Just take a look at 1954, the year in which, not only was the 1954 definition of folk music published, but also the year in which:

* The first public demonstration of a machine translation system was held in New York at the head office of IBM.

* The first nuclear-powered submarine, the USS Nautilus, is launched in Groton, Connecticut by Mamie Eisenhower, then the First Lady of the United States.

* President Dwight Eisenhower warns against United States intervention in Vietnam.

* CBS television broadcasts the See It Now episode, "A Report on Senator Joseph McCarthy," produced by Edward R. Murrow.

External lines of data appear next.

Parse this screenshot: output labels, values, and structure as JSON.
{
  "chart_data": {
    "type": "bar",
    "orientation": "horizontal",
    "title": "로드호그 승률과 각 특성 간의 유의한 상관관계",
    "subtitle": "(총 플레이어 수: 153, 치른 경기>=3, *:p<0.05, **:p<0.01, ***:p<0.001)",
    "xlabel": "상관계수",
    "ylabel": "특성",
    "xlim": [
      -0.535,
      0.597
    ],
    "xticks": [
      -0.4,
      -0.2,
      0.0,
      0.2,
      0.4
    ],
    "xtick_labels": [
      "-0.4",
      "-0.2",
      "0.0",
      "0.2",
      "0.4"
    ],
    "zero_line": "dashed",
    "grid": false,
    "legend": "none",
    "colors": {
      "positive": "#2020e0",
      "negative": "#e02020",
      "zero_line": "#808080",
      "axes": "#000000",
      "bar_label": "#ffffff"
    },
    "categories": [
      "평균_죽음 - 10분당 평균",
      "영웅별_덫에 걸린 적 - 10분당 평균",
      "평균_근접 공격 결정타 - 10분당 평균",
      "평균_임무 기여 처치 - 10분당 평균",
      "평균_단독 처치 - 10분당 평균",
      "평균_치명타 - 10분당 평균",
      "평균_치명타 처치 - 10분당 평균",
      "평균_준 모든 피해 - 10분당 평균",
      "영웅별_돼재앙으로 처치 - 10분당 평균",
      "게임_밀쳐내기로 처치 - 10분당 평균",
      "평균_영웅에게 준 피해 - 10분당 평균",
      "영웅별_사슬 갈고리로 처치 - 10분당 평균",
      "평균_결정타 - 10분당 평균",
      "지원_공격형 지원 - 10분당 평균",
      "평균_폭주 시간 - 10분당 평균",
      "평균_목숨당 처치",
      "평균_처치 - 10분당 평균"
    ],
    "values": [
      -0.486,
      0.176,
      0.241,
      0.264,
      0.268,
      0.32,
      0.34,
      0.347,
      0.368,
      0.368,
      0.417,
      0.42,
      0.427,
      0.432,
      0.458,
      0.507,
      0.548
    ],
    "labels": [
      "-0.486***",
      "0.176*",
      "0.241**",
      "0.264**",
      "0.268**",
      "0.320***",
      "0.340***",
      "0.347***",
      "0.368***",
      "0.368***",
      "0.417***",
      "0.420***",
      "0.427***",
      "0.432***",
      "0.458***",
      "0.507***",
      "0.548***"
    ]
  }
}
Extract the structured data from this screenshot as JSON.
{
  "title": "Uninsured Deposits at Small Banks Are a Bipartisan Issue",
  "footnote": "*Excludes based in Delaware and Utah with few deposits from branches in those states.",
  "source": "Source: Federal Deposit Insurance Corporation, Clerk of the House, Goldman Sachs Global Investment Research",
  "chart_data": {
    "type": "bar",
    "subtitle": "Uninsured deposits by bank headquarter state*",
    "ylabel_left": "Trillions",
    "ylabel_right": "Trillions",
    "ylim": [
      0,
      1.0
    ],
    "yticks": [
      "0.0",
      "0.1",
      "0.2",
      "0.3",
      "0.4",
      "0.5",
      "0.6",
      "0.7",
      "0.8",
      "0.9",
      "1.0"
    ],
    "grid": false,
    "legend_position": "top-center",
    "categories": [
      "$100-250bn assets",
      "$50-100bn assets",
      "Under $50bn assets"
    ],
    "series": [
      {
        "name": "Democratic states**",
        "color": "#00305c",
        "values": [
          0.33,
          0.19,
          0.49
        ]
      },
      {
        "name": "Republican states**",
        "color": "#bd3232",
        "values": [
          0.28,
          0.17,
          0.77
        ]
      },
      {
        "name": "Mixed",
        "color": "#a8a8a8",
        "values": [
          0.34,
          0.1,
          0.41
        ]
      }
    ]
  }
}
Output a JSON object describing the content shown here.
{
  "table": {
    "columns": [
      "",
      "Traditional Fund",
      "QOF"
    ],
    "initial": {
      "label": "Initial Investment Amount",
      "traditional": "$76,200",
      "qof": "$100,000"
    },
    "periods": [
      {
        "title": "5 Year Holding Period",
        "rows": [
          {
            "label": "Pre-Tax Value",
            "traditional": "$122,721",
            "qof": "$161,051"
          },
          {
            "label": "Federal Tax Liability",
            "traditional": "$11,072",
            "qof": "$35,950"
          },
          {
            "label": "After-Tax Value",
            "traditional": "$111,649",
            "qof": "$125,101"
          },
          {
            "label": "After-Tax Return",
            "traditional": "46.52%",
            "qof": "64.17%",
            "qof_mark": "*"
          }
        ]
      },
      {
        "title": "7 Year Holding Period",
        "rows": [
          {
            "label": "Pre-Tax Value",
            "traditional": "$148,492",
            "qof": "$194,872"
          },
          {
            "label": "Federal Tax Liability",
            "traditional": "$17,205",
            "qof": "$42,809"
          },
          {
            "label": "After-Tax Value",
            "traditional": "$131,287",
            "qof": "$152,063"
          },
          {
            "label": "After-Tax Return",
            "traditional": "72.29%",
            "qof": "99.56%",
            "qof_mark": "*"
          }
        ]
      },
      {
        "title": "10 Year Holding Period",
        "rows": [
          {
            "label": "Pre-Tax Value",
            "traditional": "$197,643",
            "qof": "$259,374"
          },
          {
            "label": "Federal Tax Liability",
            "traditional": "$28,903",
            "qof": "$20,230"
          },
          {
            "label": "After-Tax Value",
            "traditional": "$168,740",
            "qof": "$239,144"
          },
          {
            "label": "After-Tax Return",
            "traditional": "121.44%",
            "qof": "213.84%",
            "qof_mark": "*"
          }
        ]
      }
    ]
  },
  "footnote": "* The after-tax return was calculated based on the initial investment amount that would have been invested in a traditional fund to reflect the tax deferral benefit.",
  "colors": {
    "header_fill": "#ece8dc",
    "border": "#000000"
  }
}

* Bill Haley and His Comets release "Rock Around the Clock"

* Roger Bannister becomes the first person to run the mile in under four minutes.

* World's first nuclear power station opens in Obninsk, near Moscow.

* In Memphis, Tennessee, WHBQ becomes the first radio station to air an Elvis Presley record.

* The Fellowship of the Ring, the first part of The Lord of the Rings, is published in the UK.

* The U.S. Navy submarine USS Nautilus is commissioned as the world's first nuclear reactor powered vessel.

* The Viet Minh take control of North Vietnam.

* Texas Instruments announces the first Transistor radio.

* The first human organ transplant, of a kidney, was performed by Doctors Murray and Harrison at Peter Bent Brigham Hospital in Boston.

Quite a year! It's interesting to see the simultaneous emergence of the transistor radio, Presley and Bill Haley - signs of things to come. When Elvis and Haley exploded on to the UK scene in early '56, the soundwaves from that reverberated around the nation's youth. The beginnings of conflict in the Far East, the kidney transplant and the rise of nuclear power are also signifiers of things to come. Whether any or all of these new things is good or bad is in the mind of the beholder.